In a proceeding pursuant to CPLR 7511 to vacate an arbitration award, dated November 4, 1992, the New York State Department of Correctional Services appeals from a judgment of the Supreme Court, Orange County (Silverman, J.), dated January 20, 1994, as amended July 15, 1994, which granted the petition, vacated the award, and remitted the matter for a new arbitration hearing.
Ordered that the appeal from the judgment dated January *54720, 1994, is dismissed, as that judgment was superseded by the amended judgment dated July 15, 1994; and it is further,
Ordered that the amended judgment dated July 15, 1994, is reversed, on the law, the judgment dated January 20, 1994, is vacated, the arbitration award is reinstated and confirmed, and the proceeding is dismissed; and it is further,
Ordered that the appellant is awarded one bill of costs.
The petitioner was charged with violating certain rules of her employment. Pursuant to the parties’ collective bargaining agreement, the matter was submitted to arbitration and, after a hearing, the arbitrator sustained the charges and the petitioner was dismissed. She thereafter commenced this proceeding pursuant to CPLR 7511 to vacate the arbitration award, contending, inter alia, that the arbitrator failed to follow proper procedures and erroneously curtailed her right of cross-examination by refusing to direct pre-arbitration disclosure as she requested. The Supreme Court agreed and vacated the award. We reverse.
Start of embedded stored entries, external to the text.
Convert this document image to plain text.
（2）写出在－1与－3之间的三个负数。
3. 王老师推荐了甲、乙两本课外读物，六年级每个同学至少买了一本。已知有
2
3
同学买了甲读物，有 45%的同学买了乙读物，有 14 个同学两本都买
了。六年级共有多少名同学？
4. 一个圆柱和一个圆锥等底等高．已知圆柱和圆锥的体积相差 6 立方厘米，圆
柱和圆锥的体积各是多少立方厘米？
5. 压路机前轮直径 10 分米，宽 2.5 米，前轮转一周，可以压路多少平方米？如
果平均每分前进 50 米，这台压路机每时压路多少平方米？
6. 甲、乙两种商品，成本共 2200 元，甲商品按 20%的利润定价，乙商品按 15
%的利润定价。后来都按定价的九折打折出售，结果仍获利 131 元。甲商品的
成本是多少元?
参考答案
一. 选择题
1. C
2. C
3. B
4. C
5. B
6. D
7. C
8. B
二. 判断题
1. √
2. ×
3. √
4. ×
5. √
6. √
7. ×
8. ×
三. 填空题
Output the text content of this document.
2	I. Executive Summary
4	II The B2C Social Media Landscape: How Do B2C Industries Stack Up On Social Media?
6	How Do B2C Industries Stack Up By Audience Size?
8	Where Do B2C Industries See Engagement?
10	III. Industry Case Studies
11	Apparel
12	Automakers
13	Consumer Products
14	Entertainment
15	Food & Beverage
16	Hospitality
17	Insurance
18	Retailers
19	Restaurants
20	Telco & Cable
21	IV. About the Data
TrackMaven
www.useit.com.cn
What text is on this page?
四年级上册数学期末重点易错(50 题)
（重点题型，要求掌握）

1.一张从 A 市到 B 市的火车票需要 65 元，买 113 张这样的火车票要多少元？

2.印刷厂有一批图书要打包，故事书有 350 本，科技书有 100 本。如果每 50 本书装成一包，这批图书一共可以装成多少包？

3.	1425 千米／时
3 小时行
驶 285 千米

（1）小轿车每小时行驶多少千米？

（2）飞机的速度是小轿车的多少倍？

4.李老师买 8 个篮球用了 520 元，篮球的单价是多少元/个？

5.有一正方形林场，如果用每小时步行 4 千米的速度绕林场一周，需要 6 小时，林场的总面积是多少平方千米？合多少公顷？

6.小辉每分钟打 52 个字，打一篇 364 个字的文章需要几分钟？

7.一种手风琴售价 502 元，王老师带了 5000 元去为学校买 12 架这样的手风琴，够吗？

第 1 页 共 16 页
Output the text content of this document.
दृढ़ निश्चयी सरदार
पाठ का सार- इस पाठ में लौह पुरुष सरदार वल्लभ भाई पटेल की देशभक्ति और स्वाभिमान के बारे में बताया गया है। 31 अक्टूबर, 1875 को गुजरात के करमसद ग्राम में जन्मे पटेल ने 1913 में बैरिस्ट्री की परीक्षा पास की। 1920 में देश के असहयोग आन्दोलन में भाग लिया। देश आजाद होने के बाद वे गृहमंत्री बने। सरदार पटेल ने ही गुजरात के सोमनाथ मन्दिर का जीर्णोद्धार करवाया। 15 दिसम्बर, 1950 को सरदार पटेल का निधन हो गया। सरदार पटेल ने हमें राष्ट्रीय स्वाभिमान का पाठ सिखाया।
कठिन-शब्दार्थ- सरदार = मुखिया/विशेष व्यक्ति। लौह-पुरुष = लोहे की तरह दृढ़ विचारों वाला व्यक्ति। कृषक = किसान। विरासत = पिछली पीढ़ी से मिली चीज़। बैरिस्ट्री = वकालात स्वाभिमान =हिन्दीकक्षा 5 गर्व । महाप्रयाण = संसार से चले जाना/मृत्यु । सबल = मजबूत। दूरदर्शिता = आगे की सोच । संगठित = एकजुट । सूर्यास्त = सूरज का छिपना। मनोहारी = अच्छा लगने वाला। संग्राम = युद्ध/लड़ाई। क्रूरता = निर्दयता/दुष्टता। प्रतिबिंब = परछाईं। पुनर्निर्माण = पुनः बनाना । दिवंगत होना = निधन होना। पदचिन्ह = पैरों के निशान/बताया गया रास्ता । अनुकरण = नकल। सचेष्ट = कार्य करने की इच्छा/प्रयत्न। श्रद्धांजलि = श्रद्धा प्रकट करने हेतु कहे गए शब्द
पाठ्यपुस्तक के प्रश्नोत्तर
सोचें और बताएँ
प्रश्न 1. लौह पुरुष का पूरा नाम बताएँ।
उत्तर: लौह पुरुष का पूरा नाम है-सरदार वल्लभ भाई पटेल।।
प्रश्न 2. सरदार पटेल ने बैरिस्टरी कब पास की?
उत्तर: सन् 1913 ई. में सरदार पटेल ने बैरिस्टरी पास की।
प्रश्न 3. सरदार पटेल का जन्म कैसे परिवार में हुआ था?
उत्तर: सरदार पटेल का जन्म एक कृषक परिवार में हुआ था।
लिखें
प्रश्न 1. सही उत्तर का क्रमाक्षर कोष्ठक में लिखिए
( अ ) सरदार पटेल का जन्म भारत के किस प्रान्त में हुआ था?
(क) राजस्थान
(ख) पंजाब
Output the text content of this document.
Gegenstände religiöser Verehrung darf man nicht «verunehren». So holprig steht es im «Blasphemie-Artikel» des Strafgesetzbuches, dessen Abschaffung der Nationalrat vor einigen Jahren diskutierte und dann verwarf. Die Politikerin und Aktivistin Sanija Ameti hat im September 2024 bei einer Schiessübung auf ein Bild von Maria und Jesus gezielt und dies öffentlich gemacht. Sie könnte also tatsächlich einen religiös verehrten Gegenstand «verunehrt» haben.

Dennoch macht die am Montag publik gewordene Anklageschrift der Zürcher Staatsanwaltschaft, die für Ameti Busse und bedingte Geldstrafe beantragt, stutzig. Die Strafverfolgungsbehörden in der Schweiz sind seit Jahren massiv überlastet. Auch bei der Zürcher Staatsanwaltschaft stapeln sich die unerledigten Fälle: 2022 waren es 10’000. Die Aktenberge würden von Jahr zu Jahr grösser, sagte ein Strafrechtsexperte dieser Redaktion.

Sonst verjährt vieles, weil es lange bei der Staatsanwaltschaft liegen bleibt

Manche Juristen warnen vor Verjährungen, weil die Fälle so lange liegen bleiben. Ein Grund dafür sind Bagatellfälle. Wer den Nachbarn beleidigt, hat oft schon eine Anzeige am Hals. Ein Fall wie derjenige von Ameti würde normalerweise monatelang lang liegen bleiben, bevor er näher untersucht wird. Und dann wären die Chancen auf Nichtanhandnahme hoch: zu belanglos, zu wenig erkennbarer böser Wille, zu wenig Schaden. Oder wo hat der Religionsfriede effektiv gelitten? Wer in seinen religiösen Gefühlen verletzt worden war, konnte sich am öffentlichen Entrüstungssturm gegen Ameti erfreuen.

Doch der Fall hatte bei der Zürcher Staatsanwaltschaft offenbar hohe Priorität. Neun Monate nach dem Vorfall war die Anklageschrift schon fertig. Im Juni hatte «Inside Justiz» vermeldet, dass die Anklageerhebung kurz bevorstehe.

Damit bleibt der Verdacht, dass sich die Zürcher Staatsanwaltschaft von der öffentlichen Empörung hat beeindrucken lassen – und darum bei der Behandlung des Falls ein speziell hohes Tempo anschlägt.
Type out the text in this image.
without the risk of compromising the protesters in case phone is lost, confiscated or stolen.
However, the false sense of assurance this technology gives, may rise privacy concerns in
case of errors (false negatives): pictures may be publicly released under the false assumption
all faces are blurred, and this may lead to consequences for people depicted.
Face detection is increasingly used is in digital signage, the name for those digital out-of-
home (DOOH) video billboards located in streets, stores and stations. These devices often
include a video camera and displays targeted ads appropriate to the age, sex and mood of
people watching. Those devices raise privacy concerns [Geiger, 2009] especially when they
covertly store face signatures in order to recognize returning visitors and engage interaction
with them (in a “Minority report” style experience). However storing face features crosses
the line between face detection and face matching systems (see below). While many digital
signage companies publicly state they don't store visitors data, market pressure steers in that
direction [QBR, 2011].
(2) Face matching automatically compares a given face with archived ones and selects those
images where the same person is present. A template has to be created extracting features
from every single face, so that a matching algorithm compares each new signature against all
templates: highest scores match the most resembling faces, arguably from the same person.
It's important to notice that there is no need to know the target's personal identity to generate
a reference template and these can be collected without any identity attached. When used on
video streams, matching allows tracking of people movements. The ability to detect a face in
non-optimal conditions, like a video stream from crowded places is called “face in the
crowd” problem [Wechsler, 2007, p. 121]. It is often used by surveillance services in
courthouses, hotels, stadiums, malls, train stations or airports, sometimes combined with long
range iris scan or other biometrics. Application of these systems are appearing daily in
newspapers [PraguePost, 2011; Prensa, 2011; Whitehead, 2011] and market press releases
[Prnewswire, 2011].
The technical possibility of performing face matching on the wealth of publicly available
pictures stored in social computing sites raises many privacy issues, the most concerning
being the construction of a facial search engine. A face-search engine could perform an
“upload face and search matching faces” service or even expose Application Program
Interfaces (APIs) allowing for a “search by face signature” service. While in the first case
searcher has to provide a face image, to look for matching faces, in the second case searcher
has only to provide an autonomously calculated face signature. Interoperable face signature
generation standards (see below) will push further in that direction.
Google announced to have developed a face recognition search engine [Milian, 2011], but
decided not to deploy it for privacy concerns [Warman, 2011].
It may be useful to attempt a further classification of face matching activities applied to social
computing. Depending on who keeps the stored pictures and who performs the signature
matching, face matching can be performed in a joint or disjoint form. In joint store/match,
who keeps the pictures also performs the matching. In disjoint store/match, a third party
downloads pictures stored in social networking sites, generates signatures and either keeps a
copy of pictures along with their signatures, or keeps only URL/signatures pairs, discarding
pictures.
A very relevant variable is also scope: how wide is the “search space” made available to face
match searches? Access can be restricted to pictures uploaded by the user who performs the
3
The petitioner waived the discovery issue by participating in the arbitration without further protest and without seeking the appropriate remedy of court-ordered disclosure or a judicial subpoena (see, CPLR 7506 [f|; Matter of Smith Contr. v Stahl, 162 AD2d 688; Matter of Pierre [General Acc. Ins.], 100 AD2d 705; see generally, Matter of Silverman [Benmor Coats], 61 NY2d 299). In any event, her contention is patently without merit, inasmuch as it is firmly established that "[ujnder the CPLR, arbiters do not have the power to direct the parties to engage in disclosure proceedings” (De Sapio v Kohlmeyer, 35 NY2d 402, 406; see, Sherrill v Grayco Bldrs., 64 NY2d 261, 273-274; Matter of North Am. Foreign Trading Corp. v Rosen, 58 AD2d 527), and it was instead incumbent upon the petitioner to seek an order directing disclosure in the Supreme Court based upon a showing of extraordinary circumstances (see, CPLR 3102 [c]; see, e.g., Hendler & Murray v Lambert, 147 AD2d 442; Matter of Civil Serv. Empls. Assn. v Ontario County Health Facility, 103 AD2d 1000; Matter of Moock v Emanuel, 99 AD2d 1003; Matter of Katz v State of N. Y. Dept. of Correctional Servs., 64 AD2d 900).
We have considered the petitioner’s remaining contentions and find them to be devoid of both factual support (see, Matter of Broderick v Suffolk County Bar Assn., 157 AD2d 780) and legal merit.
Accordingly, the petitioner has failed to sustain her burden for vacating the award pursuant to CPLR 7511, and the arbitration award is reinstated and confirmed. Sullivan, J. P., O’Brien, Altman and Goldstein, JJ., concur.